Hausarrest in Gstaad. Polanskis Sohn Elvis steht auf diesem Archivbild im Schlafanzug vor dem Chalet und erschrickt, als der Wachhund einer Polizistin plötzlich bellt.

© dpa

Das Auslieferungsgesuch der USA beruhe auf einer Lüge

In dieser Situation wählt Roman Polanski nun harte Worte. Das Auslieferungsgesuch der USA beruhe auf einer Lüge, schreibt er in seinem offenen Brief, er sei vom damaligen Richter hintergangen worden, auch heute, 33 Jahre später, mache der Staatsanwalt Wahlkampf auf seine Kosten, werfe ihn den Medien aus aller Welt zum Fraß vor. Er, Polanski, habe seine Schuld damals eingestanden, habe eine 42-tägige Haftzeit im Gefängnis von Chino verbüßt, man sei mit dem Richter einig gewesen, dass die Strafe damit abgesessen sei. Erst als diese Übereinkunft vom Richter wieder zurückgezogen worden sei, habe er das Land verlassen.

Verhärtete Fronten. Ein Regisseur, der überzeugt ist, ihm geschehe seit Jahrzehnten Unrecht. Ein Rechtssystem, das zum Selbstzweck und Selbstläufer geworden scheint: Obwohl alle Beteiligten die Angelegenheit längst begraben wollten, beharren die US-Behörden auf Auslieferung. Es scheint nur noch darum zu gehen, ein Exempel zu statuieren. Doch ob Polanskis Prominenz ihm tatsächlich genutzt oder geschadet hat, ist schwer zu sagen. Die eine Seite sieht einen Medienstar, der nur wegen seiner Berühmtheit glimpflich davongekommen ist, die andere Seite sieht den Mann, dessen Mutter in Auschwitz umkam und dessen damals schwangere Frau Sharon Tate 1969 von der Manson-Bande ermordet wurde, als vom Leben genug gestraft.
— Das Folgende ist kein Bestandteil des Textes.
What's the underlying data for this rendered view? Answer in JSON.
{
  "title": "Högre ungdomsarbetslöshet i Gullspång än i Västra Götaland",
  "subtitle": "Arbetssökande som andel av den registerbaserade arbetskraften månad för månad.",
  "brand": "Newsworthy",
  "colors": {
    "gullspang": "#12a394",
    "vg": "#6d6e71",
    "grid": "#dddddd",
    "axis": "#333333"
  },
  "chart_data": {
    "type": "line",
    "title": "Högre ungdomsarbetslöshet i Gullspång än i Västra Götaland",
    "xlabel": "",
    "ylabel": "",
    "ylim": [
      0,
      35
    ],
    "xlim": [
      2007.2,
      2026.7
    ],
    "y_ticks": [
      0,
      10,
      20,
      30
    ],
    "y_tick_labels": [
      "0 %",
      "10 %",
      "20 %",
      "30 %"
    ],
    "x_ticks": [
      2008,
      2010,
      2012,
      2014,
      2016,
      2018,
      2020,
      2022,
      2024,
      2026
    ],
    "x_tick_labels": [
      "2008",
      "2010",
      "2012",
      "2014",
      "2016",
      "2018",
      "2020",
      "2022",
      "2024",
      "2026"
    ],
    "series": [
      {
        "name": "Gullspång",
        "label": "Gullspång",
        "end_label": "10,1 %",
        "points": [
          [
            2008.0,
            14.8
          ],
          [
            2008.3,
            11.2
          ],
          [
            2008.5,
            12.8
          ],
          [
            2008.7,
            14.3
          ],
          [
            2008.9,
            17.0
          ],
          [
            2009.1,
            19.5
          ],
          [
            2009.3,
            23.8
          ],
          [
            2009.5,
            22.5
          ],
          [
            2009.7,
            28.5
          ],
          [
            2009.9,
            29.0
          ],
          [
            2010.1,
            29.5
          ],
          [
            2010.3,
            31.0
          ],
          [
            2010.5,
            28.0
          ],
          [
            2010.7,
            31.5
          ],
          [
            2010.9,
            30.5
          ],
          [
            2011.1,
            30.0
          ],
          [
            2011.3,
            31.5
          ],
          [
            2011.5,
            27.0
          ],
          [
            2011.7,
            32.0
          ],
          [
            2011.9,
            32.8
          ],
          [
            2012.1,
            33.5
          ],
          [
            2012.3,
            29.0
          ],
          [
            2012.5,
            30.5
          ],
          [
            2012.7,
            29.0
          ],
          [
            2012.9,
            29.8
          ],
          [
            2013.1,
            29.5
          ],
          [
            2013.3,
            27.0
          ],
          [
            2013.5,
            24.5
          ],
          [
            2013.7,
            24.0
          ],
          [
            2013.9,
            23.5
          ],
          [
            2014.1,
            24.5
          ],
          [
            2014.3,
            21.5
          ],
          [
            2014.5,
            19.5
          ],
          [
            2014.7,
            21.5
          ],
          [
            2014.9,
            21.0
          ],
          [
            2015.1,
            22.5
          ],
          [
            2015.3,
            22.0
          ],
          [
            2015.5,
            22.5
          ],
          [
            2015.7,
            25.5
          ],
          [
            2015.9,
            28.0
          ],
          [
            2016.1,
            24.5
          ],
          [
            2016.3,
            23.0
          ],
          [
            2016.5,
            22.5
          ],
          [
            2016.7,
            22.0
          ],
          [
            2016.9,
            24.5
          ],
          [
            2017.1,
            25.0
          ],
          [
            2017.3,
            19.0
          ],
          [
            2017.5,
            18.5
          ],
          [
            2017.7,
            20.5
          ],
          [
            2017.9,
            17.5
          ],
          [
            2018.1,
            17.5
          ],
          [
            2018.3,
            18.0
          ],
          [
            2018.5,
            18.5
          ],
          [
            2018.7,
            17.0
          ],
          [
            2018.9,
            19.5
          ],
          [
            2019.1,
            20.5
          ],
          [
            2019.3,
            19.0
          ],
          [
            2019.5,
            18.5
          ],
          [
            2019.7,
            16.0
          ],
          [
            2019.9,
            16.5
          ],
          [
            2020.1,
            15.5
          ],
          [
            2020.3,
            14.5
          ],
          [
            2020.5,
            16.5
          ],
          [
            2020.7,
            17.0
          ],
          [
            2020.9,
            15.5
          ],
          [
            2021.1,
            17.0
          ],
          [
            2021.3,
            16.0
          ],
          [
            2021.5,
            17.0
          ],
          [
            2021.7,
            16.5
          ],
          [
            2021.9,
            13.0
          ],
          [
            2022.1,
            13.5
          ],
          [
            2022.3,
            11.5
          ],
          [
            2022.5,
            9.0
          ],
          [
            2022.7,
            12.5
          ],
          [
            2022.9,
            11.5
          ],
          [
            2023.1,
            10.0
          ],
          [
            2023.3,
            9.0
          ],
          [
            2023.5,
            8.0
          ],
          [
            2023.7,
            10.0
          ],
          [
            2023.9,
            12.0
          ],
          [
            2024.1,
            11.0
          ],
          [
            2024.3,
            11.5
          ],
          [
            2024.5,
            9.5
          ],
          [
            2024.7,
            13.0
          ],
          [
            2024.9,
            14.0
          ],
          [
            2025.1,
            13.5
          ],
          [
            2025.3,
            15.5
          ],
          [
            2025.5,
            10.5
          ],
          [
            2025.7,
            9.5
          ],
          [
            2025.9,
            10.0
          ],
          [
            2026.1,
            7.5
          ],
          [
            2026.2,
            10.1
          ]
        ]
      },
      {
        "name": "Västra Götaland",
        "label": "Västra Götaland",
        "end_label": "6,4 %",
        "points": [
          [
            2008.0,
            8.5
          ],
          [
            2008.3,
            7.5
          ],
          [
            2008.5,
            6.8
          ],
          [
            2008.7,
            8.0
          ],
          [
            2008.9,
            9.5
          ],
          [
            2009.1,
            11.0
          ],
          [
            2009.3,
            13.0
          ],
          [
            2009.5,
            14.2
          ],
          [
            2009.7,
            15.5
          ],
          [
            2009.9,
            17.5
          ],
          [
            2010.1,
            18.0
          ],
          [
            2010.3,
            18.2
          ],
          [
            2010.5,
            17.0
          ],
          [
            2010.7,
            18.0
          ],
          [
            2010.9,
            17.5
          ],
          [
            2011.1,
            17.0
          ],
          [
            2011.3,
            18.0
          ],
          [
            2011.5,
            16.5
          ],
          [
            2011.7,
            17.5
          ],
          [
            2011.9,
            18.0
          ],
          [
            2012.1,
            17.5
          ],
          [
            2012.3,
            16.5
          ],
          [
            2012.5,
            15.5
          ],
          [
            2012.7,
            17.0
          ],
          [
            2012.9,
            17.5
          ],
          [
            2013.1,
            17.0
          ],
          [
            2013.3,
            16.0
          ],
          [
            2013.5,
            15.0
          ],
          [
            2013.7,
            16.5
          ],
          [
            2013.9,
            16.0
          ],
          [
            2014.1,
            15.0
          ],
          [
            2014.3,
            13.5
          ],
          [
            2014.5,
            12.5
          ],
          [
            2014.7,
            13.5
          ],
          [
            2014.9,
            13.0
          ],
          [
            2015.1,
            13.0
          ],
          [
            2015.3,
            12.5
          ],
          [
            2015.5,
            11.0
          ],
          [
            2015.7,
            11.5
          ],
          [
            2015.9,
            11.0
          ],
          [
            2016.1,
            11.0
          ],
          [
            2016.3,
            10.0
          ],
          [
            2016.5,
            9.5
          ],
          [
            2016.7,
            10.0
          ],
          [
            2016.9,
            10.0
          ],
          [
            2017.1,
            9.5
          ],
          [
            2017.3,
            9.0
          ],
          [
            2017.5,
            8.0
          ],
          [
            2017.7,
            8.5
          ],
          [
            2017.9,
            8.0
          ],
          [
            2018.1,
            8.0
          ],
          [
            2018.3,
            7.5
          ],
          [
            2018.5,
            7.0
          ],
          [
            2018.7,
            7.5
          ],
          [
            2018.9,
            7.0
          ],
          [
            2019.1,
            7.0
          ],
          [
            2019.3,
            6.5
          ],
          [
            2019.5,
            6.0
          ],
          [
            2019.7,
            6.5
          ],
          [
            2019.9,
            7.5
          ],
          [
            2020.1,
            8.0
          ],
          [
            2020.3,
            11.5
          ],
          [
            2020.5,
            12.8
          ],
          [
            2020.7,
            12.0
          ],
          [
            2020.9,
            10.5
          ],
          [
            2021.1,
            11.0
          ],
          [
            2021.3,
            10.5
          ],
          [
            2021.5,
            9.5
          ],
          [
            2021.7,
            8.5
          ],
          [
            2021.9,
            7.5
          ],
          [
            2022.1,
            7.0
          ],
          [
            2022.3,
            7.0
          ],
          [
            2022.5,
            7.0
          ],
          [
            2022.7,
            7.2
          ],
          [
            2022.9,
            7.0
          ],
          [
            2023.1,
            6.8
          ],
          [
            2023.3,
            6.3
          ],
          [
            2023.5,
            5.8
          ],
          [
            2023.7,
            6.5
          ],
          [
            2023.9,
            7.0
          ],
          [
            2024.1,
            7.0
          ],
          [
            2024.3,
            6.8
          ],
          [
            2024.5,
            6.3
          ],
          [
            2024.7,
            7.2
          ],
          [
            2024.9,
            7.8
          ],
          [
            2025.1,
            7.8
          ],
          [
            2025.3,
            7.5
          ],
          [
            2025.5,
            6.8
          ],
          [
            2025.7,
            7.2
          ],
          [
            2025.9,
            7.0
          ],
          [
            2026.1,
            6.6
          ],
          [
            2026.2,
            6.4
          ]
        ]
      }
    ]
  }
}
Worum es geht: Roman Polanski hatte 1977 bei einem Fotoshooting in der Villa von Jack Nicholson die damals 13-jährige Samantha Geimer mit Alkohol und Drogen versorgt und dann Sex mit ihr gehabt. Im Gerichtsverfahren hatte er sich des „Geschlechtsverkehrs mit einer Minderjährigen“ für schuldig bekannt und eine 42-tägige Haft angetreten. 1978 hatte er sich der Fortsetzung des Verfahrens durch Flucht entzogen. Das Thema war 2008 erneut aufgekommen, als die Dokumentarfilmregisseurin Marina Zenovich in ihrem Film „Roman Polanski – Wanted and Desired“ die Geschichte neu aufgerollt hatte, mit Beteiligten und Zeugen gesprochen hatte und unter anderem einen Staatsanwalt zu Wort kommen ließ, der behauptete, den Richter Laurence Rittenband damals von der Notwendigkeit einer Haftstrafe überzeugt zu haben. Der Staatsanwalt hat inzwischen zugegeben, dass das nicht wahr ist. Ein Dickicht der Behauptungen. „Ich hoffe, die Schweiz wird einsehen, dass es keinen Grund für eine Auslieferung gibt, so dass ich in Frieden und als freier Mann in mein Land und zu meiner Familie zurückkehren kann“, endet Polanskis Brief. Allein: Es wird keinen Frieden und erst recht keine Freiheit geben, solange dieses Verfahren nicht abgeschlossen ist.